Lethe, Pirius thought. To have come all this way and to fail, here… He held the ship steady on its course. “Do your best.”

“Yes, sir.”

Cherry-red light flooded Pirius’s cockpit.

“They found us!” Cabel yelled.

He was right; the ship was about to be triangulated by two, three, four starbreakers. Pirius snapped, “I need an answer, Navigator!”

“Now!” Bilson screamed.

“Engineer! Fire!”

Cabel didn’t acknowledge, but Pirius felt the shudder, familiar from training, as the cannon was fired, and twin point black holes shot out of the heavy muzzles mounted on the greenship’s main hull.

Once the shells were away Pirius relaxed his grip on the manual controls. The ship lifted itself up and away, twisting to evade attack, its CTC processor enabling it to respond faster than any human reaction. The cherry-red starbreaker glow dissipated.

Pirius lay back and sucked in a deep breath. Still alive.

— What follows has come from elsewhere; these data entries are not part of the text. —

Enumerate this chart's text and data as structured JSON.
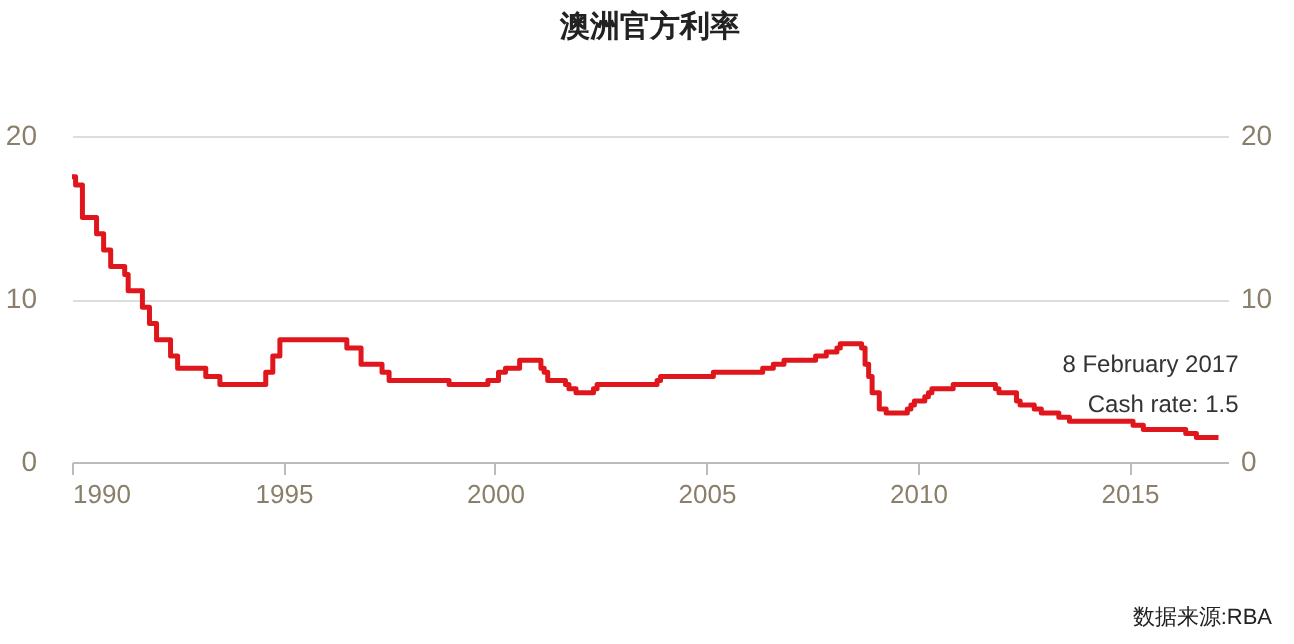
{
  "chart_data": {
    "type": "step",
    "title": "澳洲官方利率",
    "x": [
      "1990-01",
      "1990-02",
      "1990-04",
      "1990-08",
      "1990-10",
      "1990-12",
      "1991-04",
      "1991-05",
      "1991-09",
      "1991-11",
      "1992-01",
      "1992-05",
      "1992-07",
      "1993-03",
      "1993-07",
      "1994-08",
      "1994-10",
      "1994-12",
      "1996-07",
      "1996-11",
      "1997-05",
      "1997-07",
      "1998-12",
      "1999-11",
      "2000-02",
      "2000-04",
      "2000-08",
      "2001-02",
      "2001-03",
      "2001-04",
      "2001-09",
      "2001-10",
      "2001-12",
      "2002-05",
      "2002-06",
      "2003-11",
      "2003-12",
      "2005-03",
      "2006-05",
      "2006-08",
      "2006-11",
      "2007-08",
      "2007-11",
      "2008-02",
      "2008-03",
      "2008-09",
      "2008-10",
      "2008-11",
      "2008-12",
      "2009-02",
      "2009-04",
      "2009-10",
      "2009-11",
      "2009-12",
      "2010-03",
      "2010-04",
      "2010-05",
      "2010-11",
      "2011-11",
      "2011-12",
      "2012-05",
      "2012-06",
      "2012-10",
      "2012-12",
      "2013-05",
      "2013-08",
      "2015-02",
      "2015-05",
      "2016-05",
      "2016-08",
      "2017-02-08"
    ],
    "series": [
      {
        "color": "#e0161d",
        "values": [
          17.5,
          17,
          15,
          14,
          13,
          12,
          11.5,
          10.5,
          9.5,
          8.5,
          7.5,
          6.5,
          5.75,
          5.25,
          4.75,
          5.5,
          6.5,
          7.5,
          7,
          6,
          5.5,
          5,
          4.75,
          5,
          5.5,
          5.75,
          6.25,
          5.75,
          5.5,
          5,
          4.75,
          4.5,
          4.25,
          4.5,
          4.75,
          5,
          5.25,
          5.5,
          5.75,
          6,
          6.25,
          6.5,
          6.75,
          7,
          7.25,
          7,
          6,
          5.25,
          4.25,
          3.25,
          3,
          3.25,
          3.5,
          3.75,
          4,
          4.25,
          4.5,
          4.75,
          4.5,
          4.25,
          3.75,
          3.5,
          3.25,
          3,
          2.75,
          2.5,
          2.25,
          2,
          1.75,
          1.5,
          1.5
        ]
      }
    ],
    "xlim": [
      "1990-01-01",
      "2017-05-01"
    ],
    "xticks": [
      "1990",
      "1995",
      "2000",
      "2005",
      "2010",
      "2015"
    ],
    "ylim": [
      0,
      20
    ],
    "yticks": [
      0,
      10,
      20
    ],
    "y2lim": [
      0,
      20
    ],
    "y2ticks": [
      0,
      10,
      20
    ],
    "grid": "y",
    "annotations": [
      {
        "text": "8 February 2017\nCash rate: 1.5",
        "x": "2017-02-08",
        "y": 1.5
      },
      "数据来源:RBA"
    ]
  }
}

The greenship shuddered, as if it were a toy boat bobbing on a bathtub.

“That was the detonation,” Cabel said.

Bilson was silent for a few seconds, gathering data. Then he said, “No damage. The weapon worked, but we must have missed the horizon.”

Pirius felt a heavy despair descend. “All right,” he said. “Keep gathering data. Maybe we can figure this out yet.”